When did primates start talking? It is a vexed question, with answers from "experts" coming in everywhere from 50,000 to 3 million years ago. Now, some possible evidence:
Unlike ancient bones and stone tools, language does not fossilize. Researchers have to guess about its origins based on proxy indicators. Does painting cave walls indicate the capacity for language? How about the ability to make a fancy tool? Yet, in recent years, scientists have made some progress. A series of brain imaging studies by Dietrich Stout, an archaeologist at Emory University in Atlanta, and Thierry Chaminade, a cognitive neuroscientist at Aix-Marseille University in France, have shown that toolmaking and language use similar parts of the brain, including regions involved in manual manipulations and speech production. Moreover, the overlap is greater the more sophisticated the toolmaking techniques are. Thus, there was little overlap when modern-day flint knappers were making stone tools using the oldest known techniques, dated to 2.5 million years ago and called the Oldowan technology. But when knappers used a more sophisticated approach, called Acheulean technology and dating to as much as 1.75 million years ago, the parallels between toolmaking and language were more evident. Stout and Chaminade have used functional magnetic resonance imaging (fMRI) and positron emission tomography (PET) scans, although not on the same subjects at the same time.

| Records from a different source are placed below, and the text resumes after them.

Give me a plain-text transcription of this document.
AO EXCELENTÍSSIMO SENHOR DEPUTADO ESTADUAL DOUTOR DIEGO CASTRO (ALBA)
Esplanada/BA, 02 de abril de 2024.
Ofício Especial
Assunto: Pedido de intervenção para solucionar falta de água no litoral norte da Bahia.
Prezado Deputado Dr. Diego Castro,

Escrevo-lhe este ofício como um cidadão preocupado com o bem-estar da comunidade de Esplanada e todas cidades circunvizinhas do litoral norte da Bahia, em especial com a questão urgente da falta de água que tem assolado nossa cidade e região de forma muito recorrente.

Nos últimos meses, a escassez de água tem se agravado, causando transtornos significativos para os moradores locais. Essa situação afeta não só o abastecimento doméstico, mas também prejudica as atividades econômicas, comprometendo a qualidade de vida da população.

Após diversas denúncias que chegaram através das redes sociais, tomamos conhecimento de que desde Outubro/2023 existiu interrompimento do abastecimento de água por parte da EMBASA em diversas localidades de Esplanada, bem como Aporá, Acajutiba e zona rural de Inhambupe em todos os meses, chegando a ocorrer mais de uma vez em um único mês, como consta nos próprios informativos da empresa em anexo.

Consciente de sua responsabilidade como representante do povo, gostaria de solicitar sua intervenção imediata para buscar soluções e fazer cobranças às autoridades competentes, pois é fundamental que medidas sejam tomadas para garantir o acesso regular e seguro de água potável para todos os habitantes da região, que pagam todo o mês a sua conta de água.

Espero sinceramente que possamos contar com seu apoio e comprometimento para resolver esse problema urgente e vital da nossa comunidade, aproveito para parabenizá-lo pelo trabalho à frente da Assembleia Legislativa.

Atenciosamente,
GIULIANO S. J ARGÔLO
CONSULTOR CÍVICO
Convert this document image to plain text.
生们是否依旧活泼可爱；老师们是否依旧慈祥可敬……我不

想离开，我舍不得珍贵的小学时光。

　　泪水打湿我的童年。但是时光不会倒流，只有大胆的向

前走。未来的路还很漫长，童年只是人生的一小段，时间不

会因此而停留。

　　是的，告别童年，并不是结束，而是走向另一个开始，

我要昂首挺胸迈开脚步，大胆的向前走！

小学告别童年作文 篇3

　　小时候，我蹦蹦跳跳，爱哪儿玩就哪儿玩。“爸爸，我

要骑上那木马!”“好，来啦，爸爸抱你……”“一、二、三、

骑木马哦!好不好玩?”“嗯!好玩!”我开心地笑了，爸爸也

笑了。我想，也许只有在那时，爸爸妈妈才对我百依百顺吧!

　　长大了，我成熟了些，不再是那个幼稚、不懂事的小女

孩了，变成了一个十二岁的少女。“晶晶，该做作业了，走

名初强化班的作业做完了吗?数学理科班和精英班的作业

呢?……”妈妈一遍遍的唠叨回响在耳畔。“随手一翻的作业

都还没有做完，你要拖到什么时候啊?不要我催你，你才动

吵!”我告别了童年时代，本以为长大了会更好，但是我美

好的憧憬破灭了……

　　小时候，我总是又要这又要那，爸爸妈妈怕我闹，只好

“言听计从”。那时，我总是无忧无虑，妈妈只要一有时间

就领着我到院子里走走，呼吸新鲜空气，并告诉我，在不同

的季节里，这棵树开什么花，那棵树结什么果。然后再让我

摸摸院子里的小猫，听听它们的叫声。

Further testing has shown that the brain patterns of tool makers most resemble speech during the first 10 seconds of the task, when they are strategizing about how to proceed with their rocks.

I don't find this remotely convincing, even though it supports my own view, that language is millions of years old. I think our growing understanding that other animals, especially dolphins and chimps, do things that are sort of like language ought to have put paid to the notion that language was "invented" by modern humans. I think it must have evolved gradually over the past 5 million years. As manufacturing tools did.